Le patronat a transmis hier soir aux organisations syndicales un projet d’avenant en vue de la dernière séance de négociation sur les ruptures conventionnelles qui se tient aujourd’hui.
Le projet d’avenant prévoit des dispositions spécifiques pour l’indemnisation chômage à la suite d’une rupture conventionnelle, le patronat estimant que ce mode de rupture ne peut pas totalement assimilé à une perte involontaire d’emploi.

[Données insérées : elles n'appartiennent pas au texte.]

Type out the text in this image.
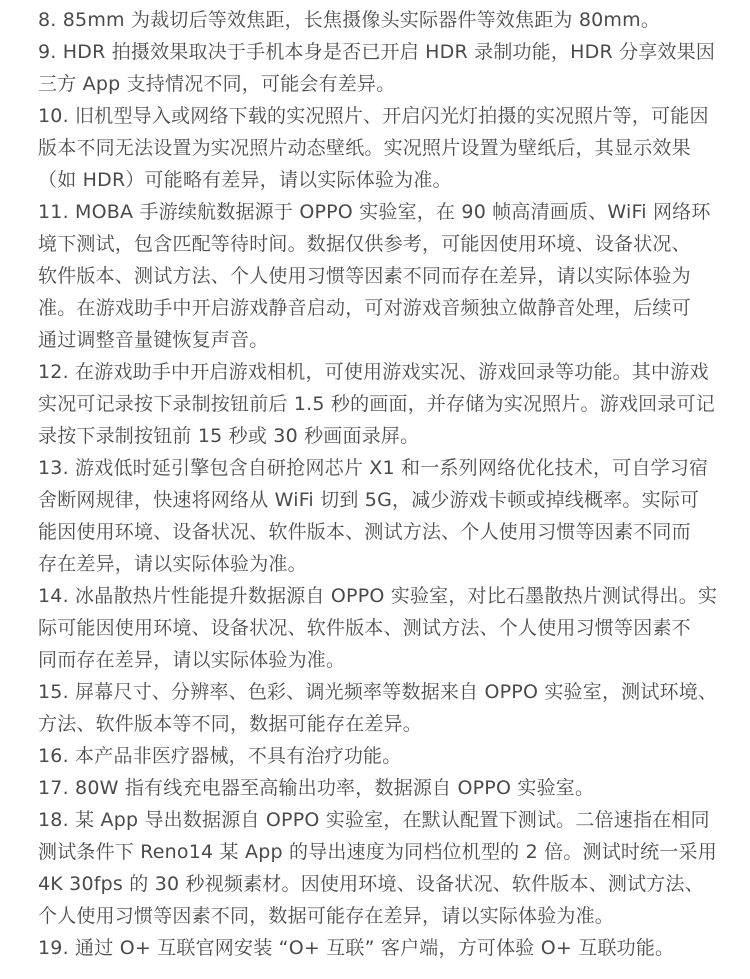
8. 85mm 为裁切后等效焦距，长焦摄像头实际器件等效焦距为 80mm。
9. HDR 拍摄效果取决于手机本身是否已开启 HDR 录制功能，HDR 分享效果因
三方 App 支持情况不同，可能会有差异。
10. 旧机型导入或网络下载的实况照片、开启闪光灯拍摄的实况照片等，可能因
版本不同无法设置为实况照片动态壁纸。实况照片设置为壁纸后，其显示效果
（如 HDR）可能略有差异，请以实际体验为准。
11. MOBA 手游续航数据源于 OPPO 实验室，在 90 帧高清画质、WiFi 网络环
境下测试，包含匹配等待时间。数据仅供参考，可能因使用环境、设备状况、
软件版本、测试方法、个人使用习惯等因素不同而存在差异，请以实际体验为
准。在游戏助手中开启游戏静音启动，可对游戏音频独立做静音处理，后续可
通过调整音量键恢复声音。
12. 在游戏助手中开启游戏相机，可使用游戏实况、游戏回录等功能。其中游戏
实况可记录按下录制按钮前后 1.5 秒的画面，并存储为实况照片。游戏回录可记
录按下录制按钮前 15 秒或 30 秒画面录屏。
13. 游戏低时延引擎包含自研抢网芯片 X1 和一系列网络优化技术，可自学习宿
舍断网规律，快速将网络从 WiFi 切到 5G，减少游戏卡顿或掉线概率。实际可
能因使用环境、设备状况、软件版本、测试方法、个人使用习惯等因素不同而
存在差异，请以实际体验为准。
14. 冰晶散热片性能提升数据源自 OPPO 实验室，对比石墨散热片测试得出。实
际可能因使用环境、设备状况、软件版本、测试方法、个人使用习惯等因素不
同而存在差异，请以实际体验为准。
15. 屏幕尺寸、分辨率、色彩、调光频率等数据来自 OPPO 实验室，测试环境、
方法、软件版本等不同，数据可能存在差异。
16. 本产品非医疗器械，不具有治疗功能。
17. 80W 指有线充电器至高输出功率，数据源自 OPPO 实验室。
18. 某 App 导出数据源自 OPPO 实验室，在默认配置下测试。二倍速指在相同
测试条件下 Reno14 某 App 的导出速度为同档位机型的 2 倍。测试时统一采用
4K 30fps 的 30 秒视频素材。因使用环境、设备状况、软件版本、测试方法、
个人使用习惯等因素不同，数据可能存在差异，请以实际体验为准。
19. 通过 O+ 互联官网安装 “O+ 互联” 客户端，方可体验 O+ 互联功能。
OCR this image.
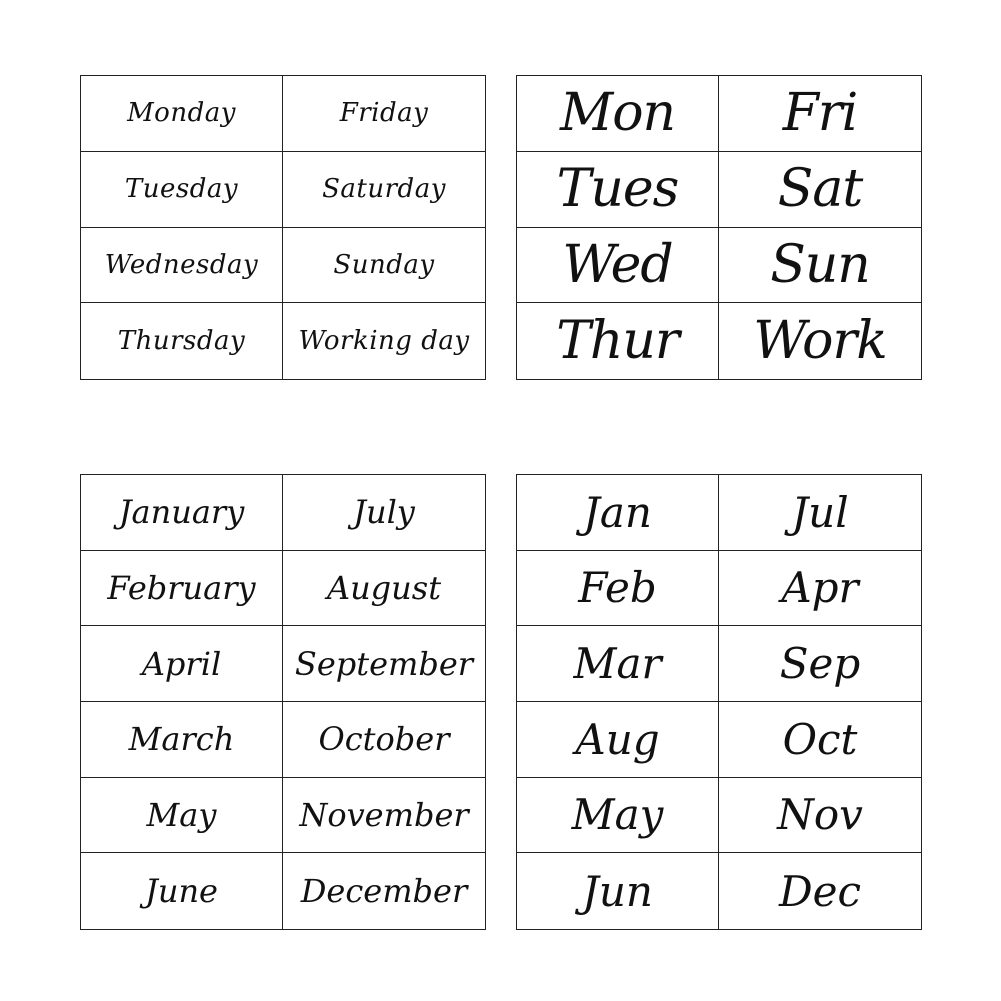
Monday	Friday
Tuesday	Saturday
Wednesday	Sunday
Thursday	Working day
Mon	Fri
Tues	Sat
Wed	Sun
Thur	Work
January	July
February	August
April	September
March	October
May	November
June	December
Jan	Jul
Feb	Apr
Mar	Sep
Aug	Oct
May	Nov
Jun	Dec
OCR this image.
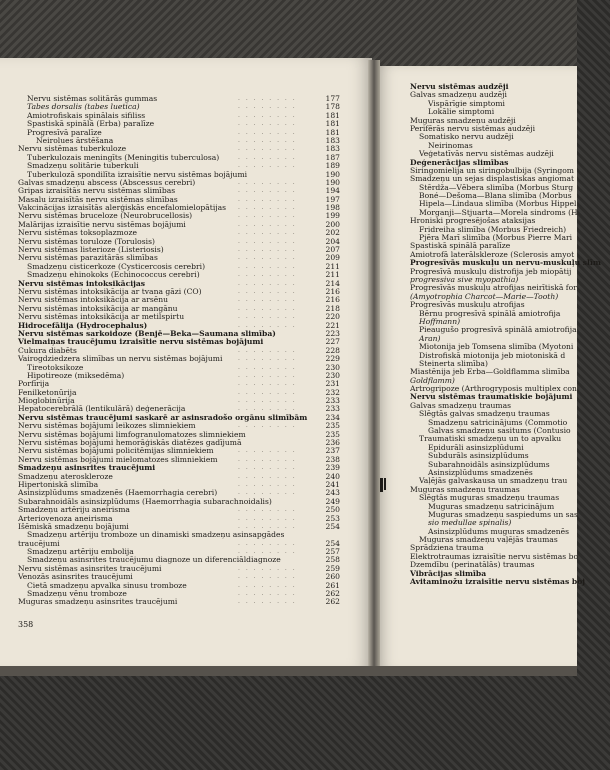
Nervu sistēmas solitārās gummas	. . . . . . . .	177
Tabes dorsalis (tabes luetica)	. . . . . . . .	178
Amiotrofiskais spinālais sifiliss	. . . . . . . .	181
Spastiskā spinālā (Erba) paralīze	. . . . . . . .	181
Progresīvā paralīze	. . . . . . . .	181
Neirolues ārstēšana	. . . . . . . .	183
Nervu sistēmas tuberkuloze	. . . . . . . .	183
Tuberkulozais meningīts (Meningitis tuberculosa)	. . . . . . . .	187
Smadzeņu solitārie tuberkuli	. . . . . . . .	189
Tuberkulozā spondilīta izraisītie nervu sistēmas bojājumi	190
Galvas smadzeņu abscess (Abscessus cerebri)	. . . . . . . .	190
Gripas izraisītās nervu sistēmas slimības	. . . . . . . .	194
Masalu izraisītās nervu sistēmas slimības	. . . . . . . .	197
Vakcinācijas izraisītās alerģiskās encefalomielopātijas . . . . . . . .	198
Nervu sistēmas bruceloze (Neurobrucellosis)	. . . . . . . .	199
Malārijas izraisītie nervu sistēmas bojājumi	. . . . . . . .	200
Nervu sistēmas toksoplazmoze	. . . . . . . .	202
Nervu sistēmas toruloze (Torulosis)	. . . . . . . .	204
Nervu sistēmas listerioze (Listeriosis)	. . . . . . . .	207
Nervu sistēmas parazitārās slimības	. . . . . . . .	209
Smadzeņu cisticerkoze (Cysticercosis cerebri)	. . . . . . . .	211
Smadzeņu ehinokoks (Echinococcus cerebri)	. . . . . . . .	211
Nervu sistēmas intoksikācijas	. . . . . . . .	214
Nervu sistēmas intoksikācija ar tvana gāzi (CO)	. . . . . . . .	216
Nervu sistēmas intoksikācija ar arsēnu	. . . . . . . .	216
Nervu sistēmas intoksikācija ar mangānu	. . . . . . . .	218
Nervu sistēmas intoksikācija ar metilspirtu	. . . . . . . .	220
Hidrocefālija (Hydrocephalus)	. . . . . . . .	221
Nervu sistēmas sarkoidoze (Benjē—Beka—Saumana slimība)	223
Vielmaiņas traucējumu izraisītie nervu sistēmas bojājumi	227
Cukura diabēts	. . . . . . . .	228
Vairogdziedzera slimības un nervu sistēmas bojājumi	. . . . . . . .	229
Tireotoksikoze	. . . . . . . .	230
Hipotireoze (miksedēma)	. . . . . . . .	230
Porfīrija	. . . . . . . .	231
Fenilketonūrija	. . . . . . . .	232
Mioglobinūrija	. . . . . . . .	233
Hepatocerebrālā (lentikulārā) deģenerācija	. . . . . . . .	233
Nervu sistēmas traucējumi saskarē ar asinsradošo orgānu slimībām	234
Nervu sistēmas bojājumi leikozes slimniekiem	. . . . . . . .	235
Nervu sistēmas bojājumi limfogranulomatozes slimniekiem	235
Nervu sistēmas bojājumi hemorāģiskās diatēzes gadījumā	236
Nervu sistēmas bojājumi policitēmijas slimniekiem	. . . . . . . .	237
Nervu sistēmas bojājumi mielomatozes slimniekiem	. . . . . . . .	238
Smadzeņu asinsrites traucējumi	. . . . . . . .	239
Smadzeņu ateroskleroze	. . . . . . . .	240
Hipertoniskā slimība	. . . . . . . .	241
Asinsizplūdums smadzenēs (Haemorrhagia cerebri)	. . . . . . . .	243
Subarahnoidāls asinsizplūdums (Haemorrhagia subarachnoidalis)	249
Smadzeņu artēriju aneirisma	. . . . . . . .	250
Arteriovenoza aneirisma	. . . . . . . .	253
Išēmiskā smadzeņu bojājumi	. . . . . . . .	254
Smadzeņu artēriju tromboze un dinamiski smadzeņu asinsapgādes
traucējumi	. . . . . . . .	254
Smadzeņu artēriju embolija	. . . . . . . .	257
Smadzeņu asinsrites traucējumu diagnoze un diferenciāldiagnoze	258
Nervu sistēmas asinsrites traucējumi	. . . . . . . .	259
Venozās asinsrites traucējumi	. . . . . . . .	260
Cietā smadzeņu apvalka sinusu tromboze	. . . . . . . .	261
Smadzeņu vēnu tromboze	. . . . . . . .	262
Muguras smadzeņu asinsrites traucējumi	. . . . . . . .	262
358
Nervu sistēmas audzēji
Galvas smadzeņu audzēji
Vispārīgie simptomi
Lokālie simptomi
Muguras smadzeņu audzēji
Perifērās nervu sistēmas audzēji
Somatisko nervu audzēji
Neirinomas
Veģetatīvās nervu sistēmas audzēji
Deģenerācijas slimības
Siringomielija un siringobulbija (Syringom
Smadzeņu un sejas displastiskas angiomat
Stērdža—Vēbera slimība (Morbus Sturg
Boné—Dešoma—Blana slimība (Morbus
Hipela—Lindaua slimība (Morbus Hippel
Morganji—Stjuarta—Morela sindroms (H
Hroniski progresējošas ataksijas
Fridreiha slimība (Morbus Friedreich)
Pjēra Marī slimība (Morbus Pierre Mari
Spastiskā spinālā paralīze
Amiotrofā laterālskleroze (Sclerosis amyot
Progresīvās muskuļu un nervu-muskuļu slīm
Progresīvā muskuļu distrofija jeb miopātij
progressiva sive myopathia)
Progresīvās muskuļu atrofijas neirītiskā for
(Amyotrophia Charcot—Marie—Tooth)
Progresīvās muskuļu atrofijas
Bērnu progresīvā spinālā amiotrofija
Hoffmann)
Pieaugušo progresīvā spinālā amiotrofija
Aran)
Miotonija jeb Tomsena slimība (Myotoni
Distrofiskā miotonija jeb miotoniskā d
Steinerta slimība)
Miastēnija jeb Erba—Goldflamma slimība
Goldflamm)
Artrogripoze (Arthrogryposis multiplex con
Nervu sistēmas traumatiskie bojājumi
Galvas smadzeņu traumas
Slēgtās galvas smadzeņu traumas
Smadzeņu satricinājums (Commotio
Galvas smadzeņu sasitums (Contusio
Traumatiski smadzeņu un to apvalku
Epidurāli asinsizplūdumi
Subdurāls asinsizplūdums
Subarahnoidāls asinsizplūdums
Asinsizplūdums smadzenēs
Vaļējās galvaskausa un smadzeņu trau
Muguras smadzeņu traumas
Slēgtās muguras smadzeņu traumas
Muguras smadzeņu satricinājum
Muguras smadzeņu saspiedums un sas
sio medullae spinalis)
Asinsizplūdums muguras smadzenēs
Muguras smadzeņu vaļējās traumas
Sprādziena trauma
Elektrotraumas izraisītie nervu sistēmas bo
Dzemdību (perinatālās) traumas
Vibrācijas slimība
Avitaminožu izraisītie nervu sistēmas boj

Ainsi, sans modifier les règles relatives à la période de référence d’affiliation, le projet d’avenant propose de fixer la durée maximale d’indemnisation à :
- 15 mois pour les allocataires âgés de moins de 55 ans ;
- 20,5 mois pour les allocataires âgés de 55 ans et plus.
Par ailleurs, le projet d’avenant introduit un coefficient de dégressivité de 30 % à compter du premier jour du 7e mois d’indemnisation pour les allocataires dont le salaire mensuel brut de référence est supérieur ou égal à 2 000 euros.
Il est également prévu un accompagnement spécifique pour ces allocataires par France Travail “visant à s’assurer de la bonne mise en oeuvre de leur projet professionnel et à favoriser une reprise d’activité rapide et durable”.
Le projet d’avenant prévoit d’autres dispositions relatives aux intermittents du spectacle, à savoir porter la condition d’affiliation minimale de 507 à 557 heures, aux travailleurs frontaliers et à la récupération des indus.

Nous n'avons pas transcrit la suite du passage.